Все, кроме нас. Наши палатки стоят на выгоне над живописной речкой, около них бродят коровы и неторопливо делают свое дело. Мы заняты тем, что плюем в потолок и рассказываем анекдоты. Но это потом, а сначала...

Первые дни заполнены работой. Насаживаем молотки, точим топоры. Иван Лексаныч шьет запасные подпруги и осуществляет общее руководство хозяйственными работами. Женька с увлечением мастерит новую уздечку, примеряя ее, за неимением модели, на себе.

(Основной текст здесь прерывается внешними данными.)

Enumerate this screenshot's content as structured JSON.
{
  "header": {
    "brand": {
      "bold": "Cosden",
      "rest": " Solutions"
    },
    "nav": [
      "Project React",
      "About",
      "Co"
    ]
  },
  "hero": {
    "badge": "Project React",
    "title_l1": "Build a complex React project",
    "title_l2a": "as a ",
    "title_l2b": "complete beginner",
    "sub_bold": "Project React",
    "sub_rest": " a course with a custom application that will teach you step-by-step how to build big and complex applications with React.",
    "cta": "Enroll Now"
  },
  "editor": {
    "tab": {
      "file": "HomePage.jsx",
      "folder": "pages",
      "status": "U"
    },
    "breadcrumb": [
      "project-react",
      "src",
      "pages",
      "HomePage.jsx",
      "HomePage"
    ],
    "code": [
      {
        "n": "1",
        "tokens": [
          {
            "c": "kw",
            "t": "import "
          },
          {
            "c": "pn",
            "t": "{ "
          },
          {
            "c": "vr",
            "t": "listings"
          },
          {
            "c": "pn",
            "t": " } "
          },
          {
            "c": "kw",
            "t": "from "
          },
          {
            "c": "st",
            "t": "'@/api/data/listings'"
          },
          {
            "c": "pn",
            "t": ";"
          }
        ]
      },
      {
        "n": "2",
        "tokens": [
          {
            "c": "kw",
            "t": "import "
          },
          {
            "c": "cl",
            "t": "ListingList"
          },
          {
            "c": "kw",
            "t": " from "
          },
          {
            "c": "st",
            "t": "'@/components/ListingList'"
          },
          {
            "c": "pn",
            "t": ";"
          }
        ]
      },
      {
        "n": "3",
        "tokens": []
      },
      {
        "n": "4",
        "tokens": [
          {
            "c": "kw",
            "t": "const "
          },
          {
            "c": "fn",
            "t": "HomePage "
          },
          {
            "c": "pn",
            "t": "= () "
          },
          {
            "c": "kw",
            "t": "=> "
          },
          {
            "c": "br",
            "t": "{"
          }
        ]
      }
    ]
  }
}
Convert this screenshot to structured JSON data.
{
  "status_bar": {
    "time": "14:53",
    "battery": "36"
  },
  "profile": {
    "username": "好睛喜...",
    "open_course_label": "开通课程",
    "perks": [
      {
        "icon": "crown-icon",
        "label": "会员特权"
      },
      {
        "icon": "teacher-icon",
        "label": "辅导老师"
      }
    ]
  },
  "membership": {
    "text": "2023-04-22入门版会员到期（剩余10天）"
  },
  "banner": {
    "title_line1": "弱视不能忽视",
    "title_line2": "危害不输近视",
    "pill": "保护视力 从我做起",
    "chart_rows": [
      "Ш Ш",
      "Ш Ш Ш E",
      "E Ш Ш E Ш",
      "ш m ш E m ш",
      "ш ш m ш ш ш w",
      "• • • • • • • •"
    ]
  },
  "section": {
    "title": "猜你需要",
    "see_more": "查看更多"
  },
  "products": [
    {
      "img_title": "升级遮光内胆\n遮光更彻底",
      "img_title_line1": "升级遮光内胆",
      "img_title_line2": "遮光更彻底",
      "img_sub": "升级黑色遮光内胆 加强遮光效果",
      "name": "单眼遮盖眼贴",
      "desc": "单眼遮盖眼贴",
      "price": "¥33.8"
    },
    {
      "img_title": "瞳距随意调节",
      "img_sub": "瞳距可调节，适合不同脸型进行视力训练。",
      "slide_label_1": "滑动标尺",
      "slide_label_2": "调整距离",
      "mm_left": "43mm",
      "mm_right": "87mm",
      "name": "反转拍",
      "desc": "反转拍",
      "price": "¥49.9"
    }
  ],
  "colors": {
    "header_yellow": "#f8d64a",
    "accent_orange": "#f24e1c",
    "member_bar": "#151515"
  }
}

Получает первое задание и Стасик. Задание не ахти какое заманчивое - сделать из листа железа противень. Конечно, Стасик разочарован. Разве об этом мечтал он, собираясь в геологическую экспедицию? И он, недолго думая, применяет не раз испытанный прием, заявив:

— А я не умею!

Он ожидает, что реакция будет, как у мамы, - вздох: "Ну ладно... Не надо, сама сделаю..."

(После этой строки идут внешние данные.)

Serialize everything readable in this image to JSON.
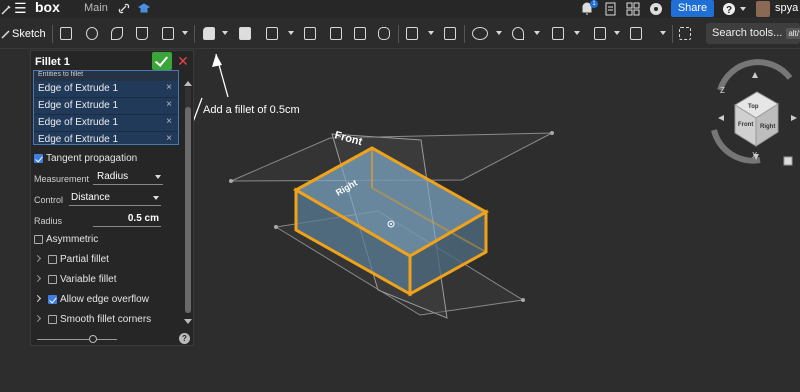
{
  "topbar": {
    "app_name": "box",
    "tab": "Main",
    "share_label": "Share",
    "notification_count": "1",
    "user": "spya"
  },
  "toolbar": {
    "sketch_label": "Sketch",
    "search_label": "Search tools...",
    "search_shortcut": "alt/⌥"
  },
  "fillet_panel": {
    "title": "Fillet 1",
    "entities_label": "Entities to fillet",
    "entities": [
      "Edge of Extrude 1",
      "Edge of Extrude 1",
      "Edge of Extrude 1",
      "Edge of Extrude 1"
    ],
    "remove_glyph": "×",
    "tangent_propagation": {
      "label": "Tangent propagation",
      "checked": true
    },
    "measurement": {
      "label": "Measurement",
      "value": "Radius"
    },
    "control": {
      "label": "Control",
      "value": "Distance"
    },
    "radius": {
      "label": "Radius",
      "value": "0.5 cm"
    },
    "asymmetric": {
      "label": "Asymmetric",
      "checked": false
    },
    "partial_fillet": {
      "label": "Partial fillet",
      "checked": false
    },
    "variable_fillet": {
      "label": "Variable fillet",
      "checked": false
    },
    "allow_edge_overflow": {
      "label": "Allow edge overflow",
      "checked": true
    },
    "smooth_fillet_corners": {
      "label": "Smooth fillet corners",
      "checked": false
    },
    "help_glyph": "?"
  },
  "annotation": {
    "text": "Add a fillet of 0.5cm"
  },
  "viewport": {
    "plane_front_label": "Front",
    "plane_right_label": "Right"
  },
  "view_cube": {
    "top": "Top",
    "front": "Front",
    "right": "Right",
    "axis_z": "Z",
    "axis_x": "X"
  },
  "colors": {
    "accent": "#f0a21a",
    "selection": "#223a5a",
    "share": "#1f6fd6",
    "ok": "#3aa63a"
  }
}
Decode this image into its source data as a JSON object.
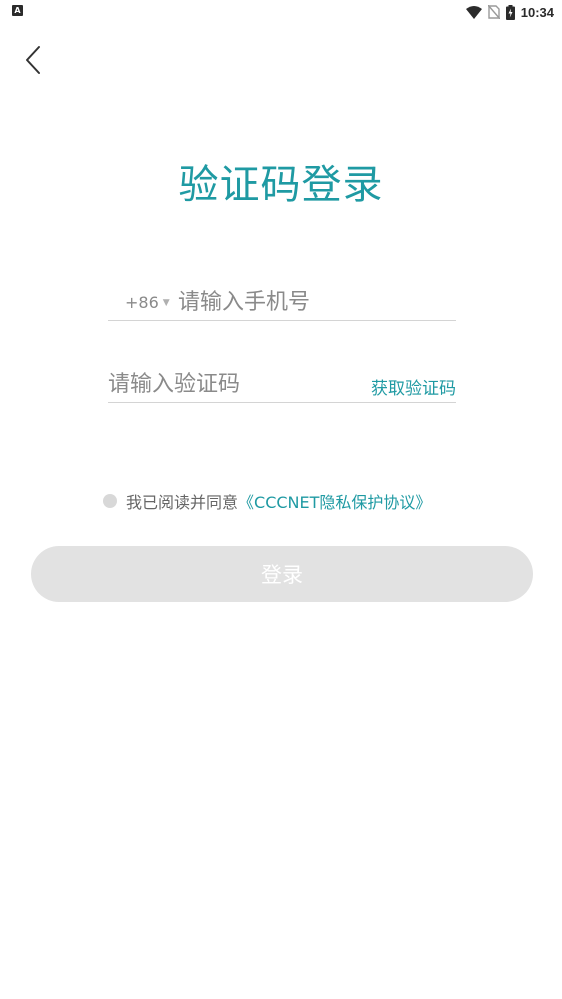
{
  "status_bar": {
    "left_icon_letter": "A",
    "time": "10:34",
    "icons": [
      "wifi-icon",
      "no-sim-icon",
      "battery-charging-icon"
    ]
  },
  "header": {
    "back_icon": "chevron-left-icon"
  },
  "title": "验证码登录",
  "phone": {
    "country_code": "+86",
    "arrow": "▼",
    "placeholder": "请输入手机号",
    "value": ""
  },
  "code": {
    "placeholder": "请输入验证码",
    "value": "",
    "get_code_label": "获取验证码"
  },
  "agreement": {
    "checked": false,
    "prefix": "我已阅读并同意",
    "link_text": "《CCCNET隐私保护协议》"
  },
  "login": {
    "label": "登录",
    "enabled": false
  },
  "colors": {
    "accent": "#1f9aa3",
    "button_disabled": "#e2e2e2",
    "placeholder": "#8a8a8a"
  }
}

Но реакция оказывается совсем другой:

— Неужели? А я-то думал, что ты всю жизнь только противни и делал. Если тебе поручать только то, что ты умеешь, то тебе придется только есть да спать. А это, знаешь ли, утомительно, вредно для здоровья, да и надоедает. Тебя просто жаль. Сделай уж, для разнообразия, пока хоть противень.

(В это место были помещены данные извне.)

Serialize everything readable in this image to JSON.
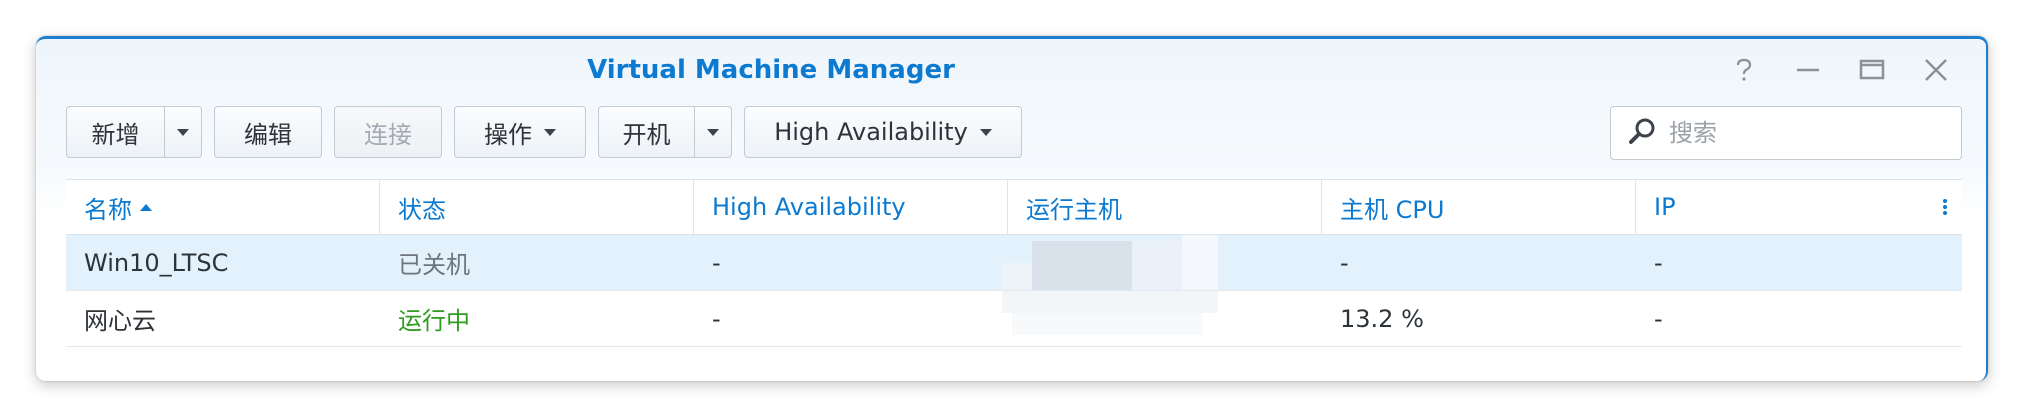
{
  "window": {
    "title": "Virtual Machine Manager",
    "controls": [
      "help-icon",
      "minimize-icon",
      "maximize-icon",
      "close-icon"
    ]
  },
  "toolbar": {
    "create_label": "新增",
    "edit_label": "编辑",
    "connect_label": "连接",
    "action_label": "操作",
    "power_on_label": "开机",
    "ha_label": "High Availability"
  },
  "search": {
    "placeholder": "搜索",
    "value": ""
  },
  "table": {
    "columns": [
      {
        "label": "名称",
        "sorted": "ascending"
      },
      {
        "label": "状态"
      },
      {
        "label": "High Availability"
      },
      {
        "label": "运行主机"
      },
      {
        "label": "主机 CPU"
      },
      {
        "label": "IP"
      }
    ],
    "rows": [
      {
        "name": "Win10_LTSC",
        "status": "已关机",
        "ha": "-",
        "host": "",
        "cpu": "-",
        "ip": "-",
        "selected": true
      },
      {
        "name": "网心云",
        "status": "运行中",
        "ha": "-",
        "host": "",
        "cpu": "13.2 %",
        "ip": "-",
        "selected": false
      }
    ]
  },
  "colors": {
    "accent": "#0b7ad0",
    "selected_row": "#e3f1fc",
    "running": "#2e9c1e",
    "stopped": "#6e757c"
  }
}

И Стасику приходится на время переквалифицироваться в кухонного мужика. Ну ладно уж, но только ненадолго. И он старательно бьет молотком по пальцам, по коленям, иногда даже попадает на зубило. И странное дело: чем ближе конец работы, тем менее неприятной она ему кажется. А когда с готовым противнем подходит он к Ивану Лексанычу, в его голосе звучит не совсем понятная просьба:

— А можно, когда сезон закончится, я этот противень домой возьму, - и, заметив удивленный взгляд, тихо добавляет: - Я его маме покажу, а то она не поверит.

А Коля, придя вечером, спрашивает:

— Что, вместо сковороды решили противень купить? Смотри-ка, какой хороший и по размеру нам как раз подходит. - И Стасик в стороне расцветает маковым цветом.

А через несколько дней возникает проблема занятости. Делать больше нечего, все дела переделаны. Когда еще студентом я работал в геологической партии, наш начальник в аналогичной ситуации поступал очень просто - одних заставлял делать, других - переделывать. Чтобы не началось разложение от безделья. В нашем отряде такой волевой личности нет, мы махнули на все рукой: разлагаемся.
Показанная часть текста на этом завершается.